The first challenge is tricky but far from impossible, though the three presidents who were ambushed by Stefanik blew it. But there is a viable path.
Here is a pitch-perfect extract from the November 10 statement of the University of California president and the chancellors of its ten major campuses:
There is no place for hate, bigotry, or intimidation at the University of California. Period.
Antisemitism is antithetical to our values and our campus codes of conduct and is unacceptable under our principles of community. It will not be tolerated.
Similarly, Islamophobia is unacceptable and will not be tolerated. We will work to ensure that those who advocate on behalf of Palestinians can also be confident of their physical safety on our campuses.
We take our obligation to uphold the First Amendment seriously, even when the viewpoints expressed are hateful or repugnant. We cannot censor voices or ban groups we disagree with, so long as those voices and groups comply with state and federal laws and with university policy.
But free speech is not absolute, and violations of policy or law will have consequences.
Granted, it’s harder to get that balance right when you are entrapped at a House inquisition. But if the university presidents had kept those core distinctions in mind, they would have done a lot better. The next time a university president is called to testify, she needs to say something like this:
“Congresswoman, I am not going to play your game of yes or no answers, and I am not going to be harangued by people whose hands are far from clean. Yours is a party that has destroyed civil rights, undermined necessary affirmative action, invaded academic freedom at universities and even libraries, and gotten into bed with haters. We will resist your fishing expeditions by every legal means at our disposal.”
On the third point, the fiasco at the Stefanik hearing has further emboldened donors, some of whom represent the worst in American capitalism. Donor influence cost Penn president Liz Magill her job. Donor Ross Stevens had threatened to withdraw his $100 million that bankrolled the Stevens Center for Innovation in Finance at the Wharton School. Stevens runs a hedge fund that specializes in crypto. Wharton never should have taken the money.
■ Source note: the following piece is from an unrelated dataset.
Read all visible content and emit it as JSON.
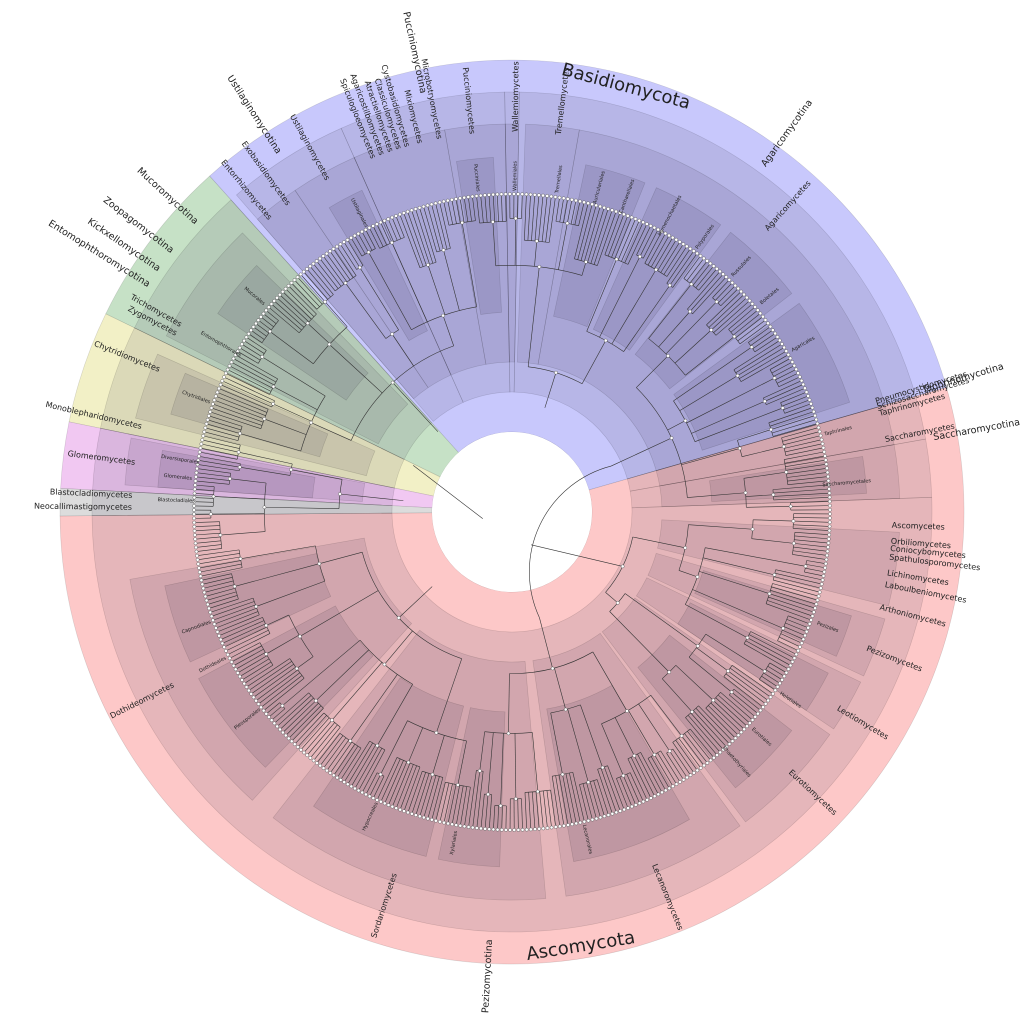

Another unsavory hedge fund manipulator, William Ackman, has been a prime player in the pressure to oust all three presidents. Ackman, like Stevens, is Jewish. Has anyone pointed out that it is incautious, and stereotype-reinforcing, for Jewish donors to throw their weight around by trying to define who or what is antisemitic? If more serious antisemitism ever infects the American body politic, people like Ackman will be more to blame than students protesting events in Gaza.
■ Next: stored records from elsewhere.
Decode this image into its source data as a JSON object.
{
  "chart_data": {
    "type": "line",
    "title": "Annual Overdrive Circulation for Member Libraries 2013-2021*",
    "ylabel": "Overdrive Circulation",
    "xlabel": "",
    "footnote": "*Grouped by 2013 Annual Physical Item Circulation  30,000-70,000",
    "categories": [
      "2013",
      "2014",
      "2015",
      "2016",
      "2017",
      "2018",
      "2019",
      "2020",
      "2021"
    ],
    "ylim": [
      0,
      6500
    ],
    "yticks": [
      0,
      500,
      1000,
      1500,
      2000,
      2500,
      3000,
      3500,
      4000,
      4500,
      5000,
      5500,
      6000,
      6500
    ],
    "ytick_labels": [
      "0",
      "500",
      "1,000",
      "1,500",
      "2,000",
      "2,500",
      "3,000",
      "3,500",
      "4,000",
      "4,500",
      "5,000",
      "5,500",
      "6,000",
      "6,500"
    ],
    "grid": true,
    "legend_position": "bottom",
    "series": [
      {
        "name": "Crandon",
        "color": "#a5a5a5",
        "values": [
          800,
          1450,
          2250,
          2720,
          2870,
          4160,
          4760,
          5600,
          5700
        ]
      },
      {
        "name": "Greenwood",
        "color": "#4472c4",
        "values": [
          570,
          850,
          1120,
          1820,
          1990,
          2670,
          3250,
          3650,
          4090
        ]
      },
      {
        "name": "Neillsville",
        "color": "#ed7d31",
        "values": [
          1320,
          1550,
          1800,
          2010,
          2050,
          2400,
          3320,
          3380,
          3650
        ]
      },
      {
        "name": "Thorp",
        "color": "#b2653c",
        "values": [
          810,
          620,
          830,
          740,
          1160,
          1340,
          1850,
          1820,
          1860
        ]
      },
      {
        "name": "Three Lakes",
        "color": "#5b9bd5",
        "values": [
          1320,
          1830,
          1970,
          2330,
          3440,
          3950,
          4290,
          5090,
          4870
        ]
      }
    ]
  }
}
At MIT, two days after the hearing, the trustees issued a statement of “full and unreserved support” for president Sally Kornbluth. Well done. Meanwhile, the 11 members of the Harvard Corporation have been meeting to decide whether to support or oust President Claudine Gay. More than 650 faculty members have signed a letter of support.
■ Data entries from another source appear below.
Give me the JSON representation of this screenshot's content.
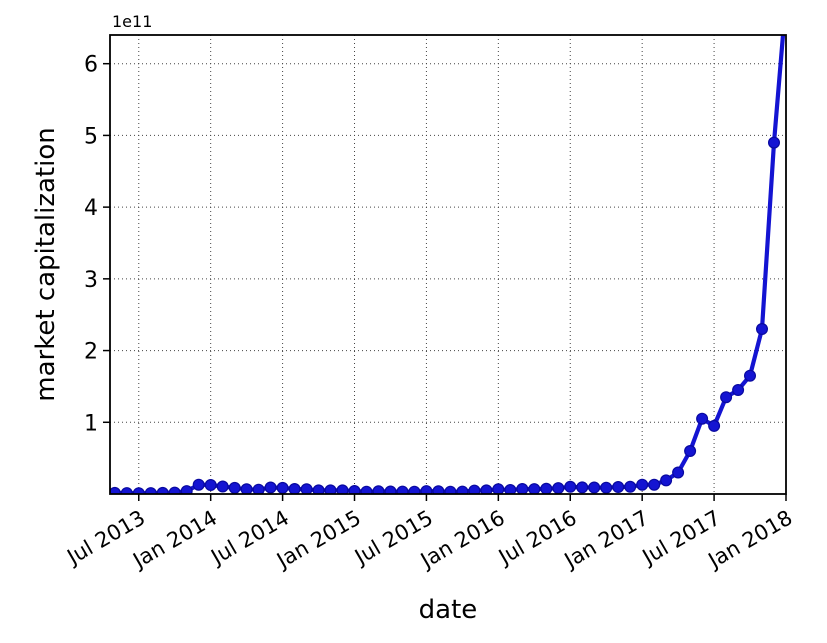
{
  "figure": {
    "background": "#ffffff",
    "text_color": "#000000",
    "spine_color": "#000000",
    "grid_color": "#444444"
  },
  "chart_data": {
    "type": "line",
    "title": "",
    "xlabel": "date",
    "ylabel": "market capitalization",
    "y_offset_text": "1e11",
    "y_unit": "1e11",
    "ylim": [
      0,
      6.4
    ],
    "y_ticks": [
      1,
      2,
      3,
      4,
      5,
      6
    ],
    "x_tick_labels": [
      "Jul 2013",
      "Jan 2014",
      "Jul 2014",
      "Jan 2015",
      "Jul 2015",
      "Jan 2016",
      "Jul 2016",
      "Jan 2017",
      "Jul 2017",
      "Jan 2018"
    ],
    "x_tick_rotation_deg": 30,
    "grid": {
      "visible": true,
      "style": "dotted"
    },
    "legend": {
      "visible": false
    },
    "series": [
      {
        "name": "market capitalization",
        "color": "#1414d2",
        "marker": "circle",
        "marker_edge_color": "#0909a0",
        "x": [
          "2013-05",
          "2013-06",
          "2013-07",
          "2013-08",
          "2013-09",
          "2013-10",
          "2013-11",
          "2013-12",
          "2014-01",
          "2014-02",
          "2014-03",
          "2014-04",
          "2014-05",
          "2014-06",
          "2014-07",
          "2014-08",
          "2014-09",
          "2014-10",
          "2014-11",
          "2014-12",
          "2015-01",
          "2015-02",
          "2015-03",
          "2015-04",
          "2015-05",
          "2015-06",
          "2015-07",
          "2015-08",
          "2015-09",
          "2015-10",
          "2015-11",
          "2015-12",
          "2016-01",
          "2016-02",
          "2016-03",
          "2016-04",
          "2016-05",
          "2016-06",
          "2016-07",
          "2016-08",
          "2016-09",
          "2016-10",
          "2016-11",
          "2016-12",
          "2017-01",
          "2017-02",
          "2017-03",
          "2017-04",
          "2017-05",
          "2017-06",
          "2017-07",
          "2017-08",
          "2017-09",
          "2017-10",
          "2017-11",
          "2017-12",
          "2018-01"
        ],
        "values": [
          0.015,
          0.012,
          0.011,
          0.013,
          0.015,
          0.019,
          0.04,
          0.13,
          0.125,
          0.105,
          0.085,
          0.065,
          0.06,
          0.09,
          0.085,
          0.07,
          0.065,
          0.05,
          0.05,
          0.05,
          0.042,
          0.032,
          0.038,
          0.035,
          0.033,
          0.032,
          0.04,
          0.038,
          0.032,
          0.034,
          0.048,
          0.05,
          0.065,
          0.056,
          0.07,
          0.068,
          0.072,
          0.082,
          0.1,
          0.092,
          0.09,
          0.088,
          0.098,
          0.1,
          0.13,
          0.13,
          0.19,
          0.3,
          0.6,
          1.05,
          0.95,
          1.35,
          1.45,
          1.65,
          2.3,
          4.9,
          6.9
        ]
      }
    ]
  }
}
Universities have homework to do. In some respects, they have made themselves sitting ducks with exaggerated DEI regimes and attempts to police correct language. When students and faculty are acculturated to be hypersensitive to micro-aggressions and the wind shifts to grotesque macro-aggressions, it’s time for a new script. But MAGA apologists and billionaire donors are the last people to dictate that script.